Learning the law in London

English common law is the system on which the U.S. legal system is based—and nothing brings the study of American law to life like a personal introduction to British legal institutions. For three decades, a popular Loyola study abroad program has allowed law students to experience firsthand the similarities and differences between English and American advocacy.

All of the School of Law’s areas of expertise—health law, child and family law, advocacy, business and tax, antitrust, intellectual property—have strong international and comparative components. The School of Law’s rich curriculum, in Chicago and abroad, continually expands to respond to developing areas of international professional interest.

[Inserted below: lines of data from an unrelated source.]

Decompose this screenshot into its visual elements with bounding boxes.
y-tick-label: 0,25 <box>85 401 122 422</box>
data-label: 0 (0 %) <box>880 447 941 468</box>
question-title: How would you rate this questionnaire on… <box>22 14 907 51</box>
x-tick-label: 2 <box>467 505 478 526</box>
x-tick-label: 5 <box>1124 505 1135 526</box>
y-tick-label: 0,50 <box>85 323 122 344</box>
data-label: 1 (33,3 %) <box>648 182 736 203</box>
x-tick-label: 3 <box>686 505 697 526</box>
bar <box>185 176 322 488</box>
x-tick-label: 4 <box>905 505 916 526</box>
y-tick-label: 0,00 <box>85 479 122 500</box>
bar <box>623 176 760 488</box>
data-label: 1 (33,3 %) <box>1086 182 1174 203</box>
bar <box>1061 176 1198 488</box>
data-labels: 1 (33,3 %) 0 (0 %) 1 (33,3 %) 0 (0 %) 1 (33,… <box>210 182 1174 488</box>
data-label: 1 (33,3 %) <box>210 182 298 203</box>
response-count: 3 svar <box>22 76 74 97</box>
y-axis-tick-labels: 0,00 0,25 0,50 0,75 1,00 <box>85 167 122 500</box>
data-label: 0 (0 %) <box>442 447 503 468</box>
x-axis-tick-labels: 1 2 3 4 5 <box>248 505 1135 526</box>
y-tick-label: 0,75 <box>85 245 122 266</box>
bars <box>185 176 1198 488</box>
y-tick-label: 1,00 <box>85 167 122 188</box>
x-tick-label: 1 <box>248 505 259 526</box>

Now in its 30th year, Loyola’s London Comparative Advocacy Program remains a popular study option for second- and third-year students interested in experiencing different cultures, creating global connections, and deepening their understanding of foreign legal systems.

Each year over winter break, approximately a dozen Loyola law students, accompanied by Associate Dean James Faught, members of the law faculty, and distinguished guests, participate in the London Comparative Advocacy Program. For two weeks, students immerse themselves in London activities that focus on the English legal profession and system of advocacy. After a series of lectures at the Inns of Court, students observe trials at the historic Old Bailey while considering parallels and variances with the American legal system they’ve come to know.

“The many strong partnerships Loyola has forged with our London friends and colleagues over the years really makes this study abroad opportunity unique for our students,” says Faught, who founded the program in 1988. “It’s a wonderful learning experience to compare the English and American legal systems through interaction and educational activities with barristers, judges, and court administrators.”

Students also experience London through guided walking tours of various legal institutions, including the Inns of Court, the Royal Courts of Justice, the Law Society, and Parliament, which allows them to become acquainted with Central London fairly quickly. Many students take day trips touring Oxford and Canterbury, among other nearby destinations.

The London Comparative Advocacy Program is the study abroad portion of a two-hour course offered in the fall semester that focuses on the English legal system. More than 300 Loyola law students and dozens of alumni have explored London and studied its rich history through this outstanding law program.